- Coming up with a topic can be a first hurdle
- Writer’s block is not uncommon
- There are many websites that list different creative prompts for writers of all ages
- The three main ones are a plot, characters, and a theme.
Now that the toilet paper jokes phase has passed and everyone needs a haircut, the reality of self-isolation has set in and people are getting stir-crazy. Watching Netflix and taking walks have both become popular, but activities that actually stimulate the brain are better for your sanity. They can even make you smarter!
Being cooped up is the best time to perfect your creative writings skills, whether it be writing poetry, comedy, short stories, or even that long-delayed novel you have been putting off. If it has been a long time since you have attempted creative writing, you may need to dust off some cobwebs at first. Here are some ways to get started.
Parameters For Getting Started
With all this extra time, it is possible to set a limit of how many words can be written per day. Rookies can aim for around 500, and try increasing it by 100 words daily until the count feels about right.
The first thing to do is to create a comfortable space where you feel relaxed and can sit for long stretches of time. Coming up with a topic can be a first hurdle, but it helps to write about what you know. Life experiences are highly relatable, and can be elaborated on. Also, since self-isolation can lead to feelings of anxiety and depression, it can help to work with ideas that make you happy. Instead of writing about sad experiences, look to positive ones that inspire you.
Looking For Inspiration
Writer’s block is not uncommon, but there are methods that can ease you through. There are many websites that list different creative prompts for writers of all ages, and they can lead to that light (picture a lightbulb illuminating over your head) you need.
Thejohnfox.com is one of these sites, and it lists 50 different prompts and ideas for writers looking to get those creative juices flowing. One of its suggestions is to simply look around your home for objects that could be the main object in a story or poem. Another is to imagine two strangers meeting, and see where the story goes from there. Similar creative writing websites include thinkwritten.com and thewritepractice.com.
Creative Writing Elements
Although some creative writing can be way out there, most successful pieces have distinct elements. The three main ones are a plot, characters, and a theme. Unique plots are central to stories, although many plots are based on ones previously written. These can also be highly creative if they have a twist that you interject with aplomb.
Characters should be interesting and not fall flat; you should invest a decent amount of words towards character development.

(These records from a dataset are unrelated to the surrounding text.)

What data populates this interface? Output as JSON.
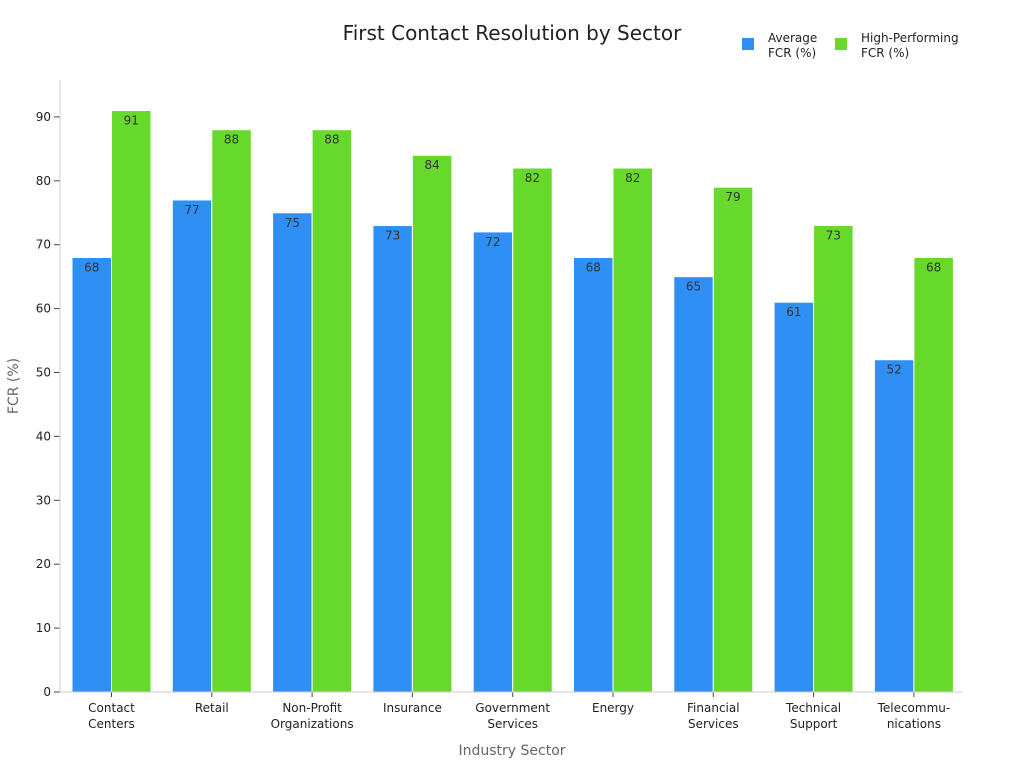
{
  "chart_data": {
    "type": "bar",
    "title": "First Contact Resolution by Sector",
    "xlabel": "Industry Sector",
    "ylabel": "FCR (%)",
    "ylim": [
      0,
      96
    ],
    "yticks": [
      0,
      10,
      20,
      30,
      40,
      50,
      60,
      70,
      80,
      90
    ],
    "grid": false,
    "legend_position": "top-right",
    "categories": [
      [
        "Contact",
        "Centers"
      ],
      [
        "Retail"
      ],
      [
        "Non-Profit",
        "Organizations"
      ],
      [
        "Insurance"
      ],
      [
        "Government",
        "Services"
      ],
      [
        "Energy"
      ],
      [
        "Financial",
        "Services"
      ],
      [
        "Technical",
        "Support"
      ],
      [
        "Telecommu-",
        "nications"
      ]
    ],
    "series": [
      {
        "name": [
          "Average",
          "FCR (%)"
        ],
        "color": "#2f8ff5",
        "values": [
          68,
          77,
          75,
          73,
          72,
          68,
          65,
          61,
          52
        ]
      },
      {
        "name": [
          "High-Performing",
          "FCR (%)"
        ],
        "color": "#66d92b",
        "values": [
          91,
          88,
          88,
          84,
          82,
          82,
          79,
          73,
          68
        ]
      }
    ]
  }
}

Keep in mind that they do not have to be likable; villains and other imperfect characters can be remarkably interesting to readers. Most importantly, your audience should be able to understand your characters’ thoughts and actions.
Themes are also integral to stories, as there is nothing worse for a reader than feeling disappointed after a story is finished. Good creative writing pieces always have underlying themes or messages, and they sometimes teach valuable lessons. Without them, the stories do not feel complete, and the audience is left hanging.
If your creative writing project still has not found roots, you can try connecting with others in the field. Writespace.com offers online workshops with other creative types, and it can be accessed via Zoom. If you are really serious about it (and can afford it), you can check out Coursera.com, which offers online courses from established institutions like Wesleyan Universities. Good luck!